We were recently in Inverness. Now, I know Hogmanay is thought to be sacrosanct in Scotland by those South of the border, but not to the extent where a bus company, Stagecoach, can disconnect a whole city and then offer a Sunday service, (read highly limited into that) for the remainder of the period. Taxi services were on tariff three for two days, that means they could charge sky high sums for journeys on those days and a bank holiday tariff for the other days. Workers could not get into work without begging favours and lifts if they happened to live outwith reasonable walking distance from their places of employment. I heard of some workers being bused in by a taxi mini bus, paid for by their employers if they lived a certain distance out of the city. Others had to pay excess taxi costs from low wages to get into work.

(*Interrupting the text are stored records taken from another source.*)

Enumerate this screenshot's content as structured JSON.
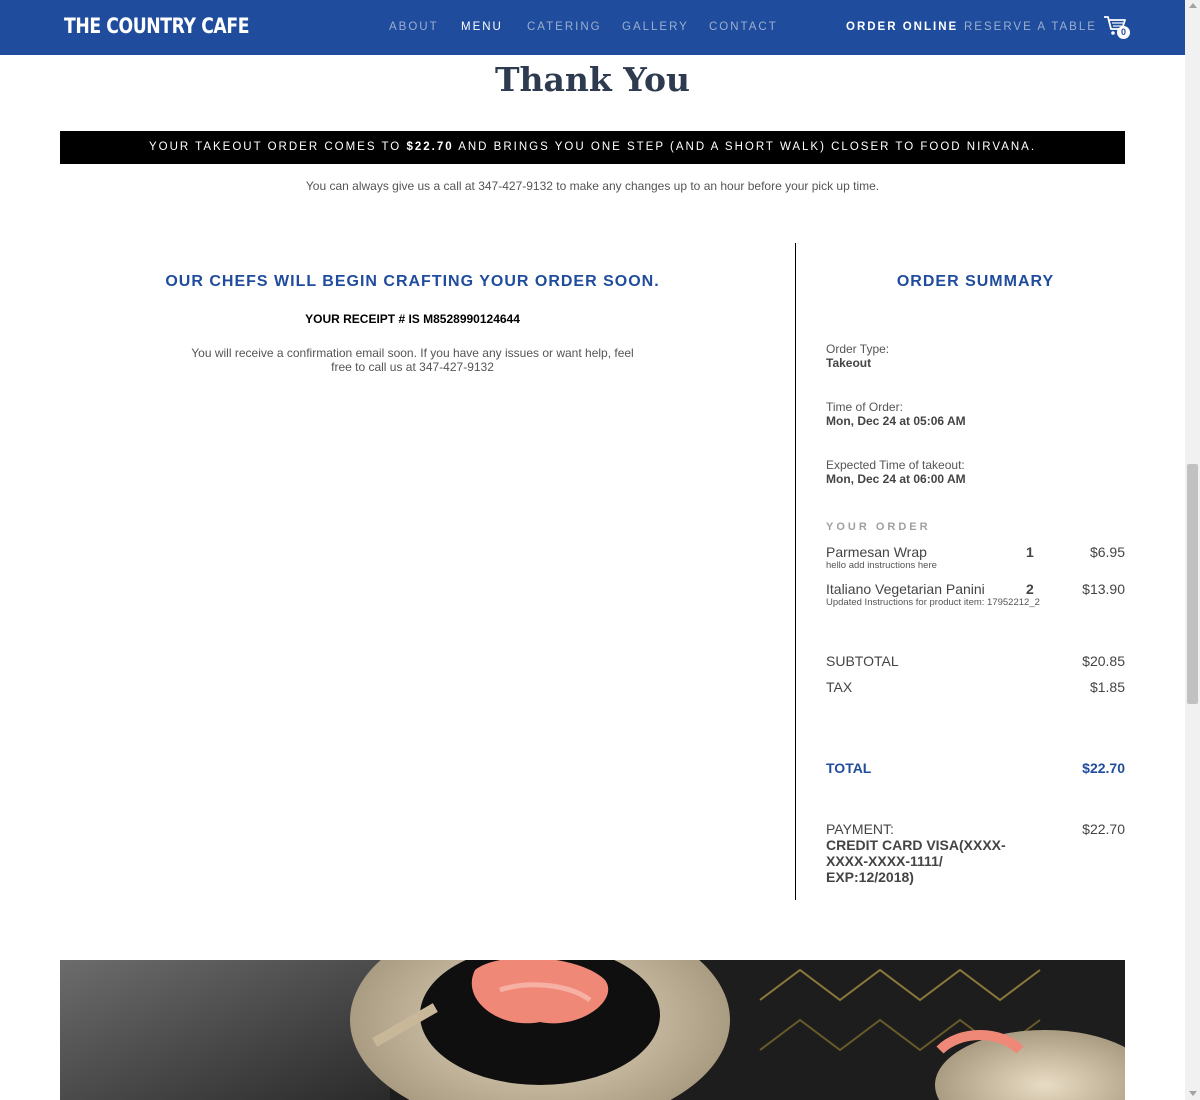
{
  "nav": {
    "logo": "THE COUNTRY CAFE",
    "links": [
      "ABOUT",
      "MENU",
      "CATERING",
      "GALLERY",
      "CONTACT"
    ],
    "order_online": "ORDER ONLINE",
    "reserve": "RESERVE A TABLE",
    "cart_count": "0"
  },
  "page": {
    "title": "Thank You",
    "banner_before": "YOUR TAKEOUT ORDER COMES TO ",
    "banner_amount": "$22.70",
    "banner_after": " AND BRINGS YOU ONE STEP (AND A SHORT WALK) CLOSER TO FOOD NIRVANA.",
    "call_note": "You can always give us a call at 347-427-9132 to make any changes up to an hour before your pick up time."
  },
  "confirmation": {
    "heading": "OUR CHEFS WILL BEGIN CRAFTING YOUR ORDER SOON.",
    "receipt": "YOUR RECEIPT # IS M8528990124644",
    "email_note": "You will receive a confirmation email soon. If you have any issues or want help, feel free to call us at 347-427-9132"
  },
  "summary": {
    "heading": "ORDER SUMMARY",
    "order_type_label": "Order Type:",
    "order_type": "Takeout",
    "time_label": "Time of Order:",
    "time": "Mon, Dec 24 at 05:06 AM",
    "expected_label": "Expected Time of takeout:",
    "expected": "Mon, Dec 24 at 06:00 AM",
    "your_order": "YOUR ORDER",
    "items": [
      {
        "name": "Parmesan Wrap",
        "note": "hello add instructions here",
        "qty": "1",
        "price": "$6.95"
      },
      {
        "name": "Italiano Vegetarian Panini",
        "note": "Updated Instructions for product item: 17952212_2",
        "qty": "2",
        "price": "$13.90"
      }
    ],
    "subtotal_label": "SUBTOTAL",
    "subtotal": "$20.85",
    "tax_label": "TAX",
    "tax": "$1.85",
    "total_label": "TOTAL",
    "total": "$22.70",
    "payment_label": "PAYMENT:",
    "payment_detail": "CREDIT CARD VISA(XXXX-XXXX-XXXX-1111/ EXP:12/2018)",
    "payment_amount": "$22.70"
  },
  "colors": {
    "brand_blue": "#1f4c9c",
    "banner_bg": "#000000",
    "nav_link": "#9bafd0"
  },
  "icons": {
    "cart": "shopping-cart-icon"
  }
}
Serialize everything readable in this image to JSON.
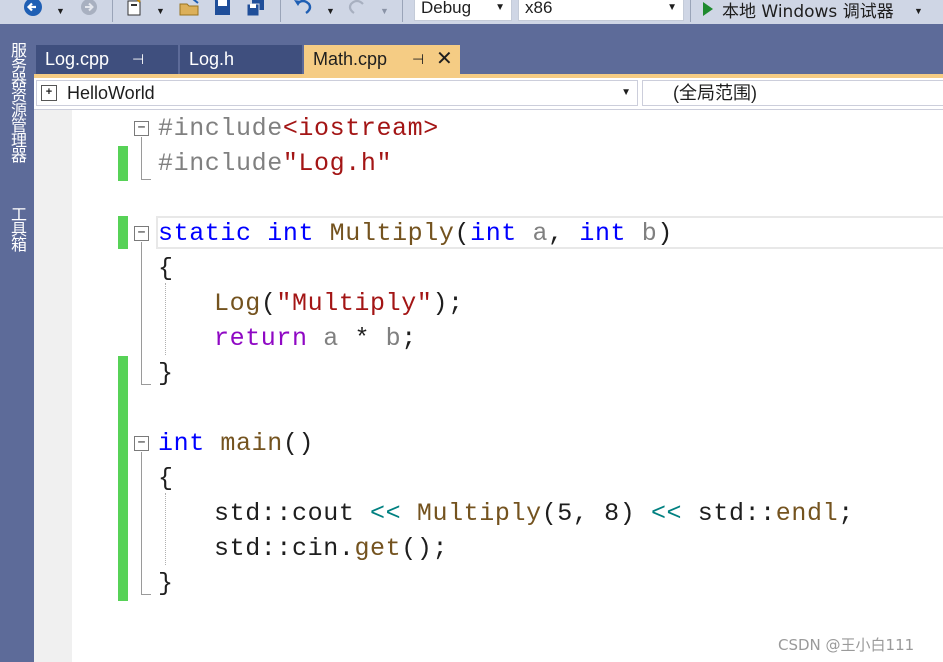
{
  "toolbar": {
    "back_icon": "navigate-back-icon",
    "forward_icon": "navigate-forward-icon",
    "new_project_icon": "new-project-icon",
    "open_icon": "open-folder-icon",
    "save_icon": "save-icon",
    "save_all_icon": "save-all-icon",
    "undo_icon": "undo-icon",
    "redo_icon": "redo-icon",
    "configuration": "Debug",
    "platform": "x86",
    "run_icon": "play-icon",
    "run_label": "本地 Windows 调试器"
  },
  "side_panels": [
    "服务器资源管理器",
    "工具箱"
  ],
  "tabs": [
    {
      "label": "Log.cpp",
      "pin": "⊣",
      "active": false
    },
    {
      "label": "Log.h",
      "active": false
    },
    {
      "label": "Math.cpp",
      "pin": "⊣",
      "active": true
    }
  ],
  "navbar": {
    "project": "HelloWorld",
    "scope": "(全局范围)"
  },
  "code": {
    "line1": {
      "pp": "#include",
      "inc": "<iostream>"
    },
    "line2": {
      "pp": "#include",
      "inc": "\"Log.h\""
    },
    "line4": {
      "kw1": "static",
      "kw2": "int",
      "fn": "Multiply",
      "p1": "(",
      "kw3": "int",
      "a": "a",
      "comma": ", ",
      "kw4": "int",
      "b": "b",
      "p2": ")"
    },
    "line5": "{",
    "line6": {
      "fn": "Log",
      "open": "(",
      "str": "\"Multiply\"",
      "close": ");"
    },
    "line7": {
      "kw": "return",
      "a": "a",
      "op": " * ",
      "b": "b",
      "semi": ";"
    },
    "line8": "}",
    "line10": {
      "kw": "int",
      "fn": "main",
      "rest": "()"
    },
    "line11": "{",
    "line12": {
      "ns1": "std::",
      "cout": "cout",
      "op1": " << ",
      "fn": "Multiply",
      "open": "(",
      "n1": "5",
      "comma": ", ",
      "n2": "8",
      "close": ")",
      "op2": " << ",
      "ns2": "std::",
      "endl": "endl",
      "semi": ";"
    },
    "line13": {
      "ns": "std::",
      "obj": "cin",
      "dot": ".",
      "fn": "get",
      "rest": "();"
    },
    "line14": "}"
  },
  "watermark": "CSDN @王小白111",
  "colors": {
    "keyword": "#0000ff",
    "include_path": "#a31515",
    "function": "#74531f",
    "control": "#8f08c4",
    "number": "#098658",
    "operator": "#008080",
    "change_bar": "#57d257",
    "active_tab": "#f5cc84",
    "chrome": "#5d6b99"
  }
}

If you want to get around and about when staying in or near the city of Inverness, think twice before visiting the Scottish Highland capital during a holiday period without access to private means of transport. Its public transport services, in any case, are rather limited to its conurbations after about 6pm. If you’re happy to be in the centre and take a tour when tours are functioning, you may be suitably catered for.

In Summer 2009, I met an Australian couple who had arrived in Inverness by car. They were seeking a city visit hop-on-hop-off bus. It only runs on Wednesdays, the tourist office said, and this was a Friday. 🙄



  1. Funny…the comparison between the hop-on, hop-off bus and our village police station is uncanny, except our cop shop opens two days a week but is closed all afternoon on Thursdays and they close for lunch for 2 hours on Friday, probably fish and chips. There is little crime, we are 10 miles from the city and everyone knows each other, it’s a little bit like The League of Gentleman’s “local shop for local people” sketch, if we see a stranger everyone stops and stares with one of their three eyes.

  2. Interesting you should say that Marika. Inverness is a recently invested city, at a time when it behaved like a parochial town. Many of those elements haven’t changed. It is currently managed like a branch of village politics with a slightly larger view of parochialism than it had and is being held to ransom by a bus company. Such nonsense cannot, in this day and age, do much for the Inverness economy.